Em Portugal, só os “neo-liberais” é que
não podem destruir o Estado /premium
OBSERVADOR, 16/11/2018
A geringonça provou que um
governo em Portugal pode degradar os serviços públicos sem enfrentar mais do
que notícias avulsas. Precisa é de ser de esquerda.
Uma das coisas mais bizarras
deste tempo são os cumprimentos que os parceiros da “geringonça” se dão a si
próprios pelo “rigor e equilíbrio” nas contas do Estado. Como
se esse rigor e equilíbrio fossem uma opção.

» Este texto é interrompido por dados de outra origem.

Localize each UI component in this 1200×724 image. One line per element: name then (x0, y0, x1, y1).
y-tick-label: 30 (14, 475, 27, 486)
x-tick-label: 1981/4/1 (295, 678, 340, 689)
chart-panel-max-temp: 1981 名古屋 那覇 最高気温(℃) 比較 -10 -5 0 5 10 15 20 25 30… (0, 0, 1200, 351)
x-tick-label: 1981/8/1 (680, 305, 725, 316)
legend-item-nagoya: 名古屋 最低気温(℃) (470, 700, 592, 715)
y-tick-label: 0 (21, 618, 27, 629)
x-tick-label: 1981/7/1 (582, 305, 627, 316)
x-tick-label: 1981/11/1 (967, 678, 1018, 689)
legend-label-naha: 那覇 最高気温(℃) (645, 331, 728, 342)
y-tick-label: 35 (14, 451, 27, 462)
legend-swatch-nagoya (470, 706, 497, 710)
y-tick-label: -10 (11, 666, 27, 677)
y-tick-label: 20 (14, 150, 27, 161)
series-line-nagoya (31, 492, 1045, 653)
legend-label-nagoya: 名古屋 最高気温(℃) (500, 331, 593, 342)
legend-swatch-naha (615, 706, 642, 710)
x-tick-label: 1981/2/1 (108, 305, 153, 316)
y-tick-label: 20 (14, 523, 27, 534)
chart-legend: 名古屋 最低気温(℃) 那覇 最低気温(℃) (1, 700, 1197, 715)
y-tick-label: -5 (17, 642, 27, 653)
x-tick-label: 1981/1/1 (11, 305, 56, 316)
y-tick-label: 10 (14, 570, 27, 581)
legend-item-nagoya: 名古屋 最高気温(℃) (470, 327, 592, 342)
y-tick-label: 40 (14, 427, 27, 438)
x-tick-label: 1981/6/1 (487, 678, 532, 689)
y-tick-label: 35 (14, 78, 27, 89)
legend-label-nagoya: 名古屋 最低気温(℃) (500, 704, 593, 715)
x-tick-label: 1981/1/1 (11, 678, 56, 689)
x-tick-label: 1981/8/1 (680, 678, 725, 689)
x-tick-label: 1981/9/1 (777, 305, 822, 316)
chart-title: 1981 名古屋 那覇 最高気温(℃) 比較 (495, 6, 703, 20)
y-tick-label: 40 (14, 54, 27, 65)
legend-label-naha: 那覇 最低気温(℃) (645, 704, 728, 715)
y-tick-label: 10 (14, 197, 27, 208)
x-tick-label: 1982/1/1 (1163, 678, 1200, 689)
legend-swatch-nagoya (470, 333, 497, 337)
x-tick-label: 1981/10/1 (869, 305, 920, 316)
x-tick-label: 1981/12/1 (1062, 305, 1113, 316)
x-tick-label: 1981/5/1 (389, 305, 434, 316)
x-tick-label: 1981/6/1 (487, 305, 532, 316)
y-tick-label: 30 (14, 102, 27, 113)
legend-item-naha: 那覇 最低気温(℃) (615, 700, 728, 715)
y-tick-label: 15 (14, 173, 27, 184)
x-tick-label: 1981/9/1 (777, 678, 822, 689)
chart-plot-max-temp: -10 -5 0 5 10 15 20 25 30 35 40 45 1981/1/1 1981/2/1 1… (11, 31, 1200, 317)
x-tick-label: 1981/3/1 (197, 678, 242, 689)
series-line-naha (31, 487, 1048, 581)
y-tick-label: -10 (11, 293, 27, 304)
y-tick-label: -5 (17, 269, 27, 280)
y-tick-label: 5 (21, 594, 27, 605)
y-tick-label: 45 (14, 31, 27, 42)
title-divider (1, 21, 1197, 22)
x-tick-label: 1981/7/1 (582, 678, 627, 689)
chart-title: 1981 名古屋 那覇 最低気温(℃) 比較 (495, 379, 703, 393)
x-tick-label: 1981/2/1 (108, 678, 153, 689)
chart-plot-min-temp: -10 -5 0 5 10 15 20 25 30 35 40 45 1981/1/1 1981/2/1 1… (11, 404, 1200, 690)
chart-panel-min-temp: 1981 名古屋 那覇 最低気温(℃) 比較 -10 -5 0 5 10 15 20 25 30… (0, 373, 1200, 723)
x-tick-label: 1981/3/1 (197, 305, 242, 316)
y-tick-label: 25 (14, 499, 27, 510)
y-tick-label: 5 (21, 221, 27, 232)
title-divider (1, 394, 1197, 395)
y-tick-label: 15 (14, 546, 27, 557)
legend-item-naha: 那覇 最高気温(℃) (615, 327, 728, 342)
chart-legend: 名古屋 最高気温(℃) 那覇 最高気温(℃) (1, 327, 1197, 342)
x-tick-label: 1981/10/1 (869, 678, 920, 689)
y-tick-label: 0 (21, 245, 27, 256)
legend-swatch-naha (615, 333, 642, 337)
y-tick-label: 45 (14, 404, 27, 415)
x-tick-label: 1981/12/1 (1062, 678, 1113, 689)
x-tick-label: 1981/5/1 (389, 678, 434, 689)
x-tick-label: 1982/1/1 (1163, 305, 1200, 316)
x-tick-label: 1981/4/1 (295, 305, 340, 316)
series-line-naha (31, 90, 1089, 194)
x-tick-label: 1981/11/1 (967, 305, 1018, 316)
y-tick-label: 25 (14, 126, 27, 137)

Num país endividado,
totalmente dependente da ajuda europeia, e que estaria em apuros à primeira
dúvida sobre as suas contas, não são uma opção: são uma obrigação. Portugal não
é a Itália (e ainda está para se saber até pode ir a Itália). O governo
minoritário socialista, sustentado pela geringonça, não provou nada em relação
a 2001 ou a 2011: simplesmente, já não há condições, como então houve, para
fazer défices do mesmo tamanho.
Há uns anos atrás, os sócios da actual maioria irritavam-se muito
quando se dizia que não havia alternativa: agora talvez já tenham percebido o
que isso quer dizer. É óbvio que há alternativa, mas é tão custosa e tão
contrária a tudo o que somos e queremos, que nem o BE e o PCP, agora que são
poder, se atrevem a propô-la. Não
deviam ter escarnecido tanto da rendição do camarada Tsipras.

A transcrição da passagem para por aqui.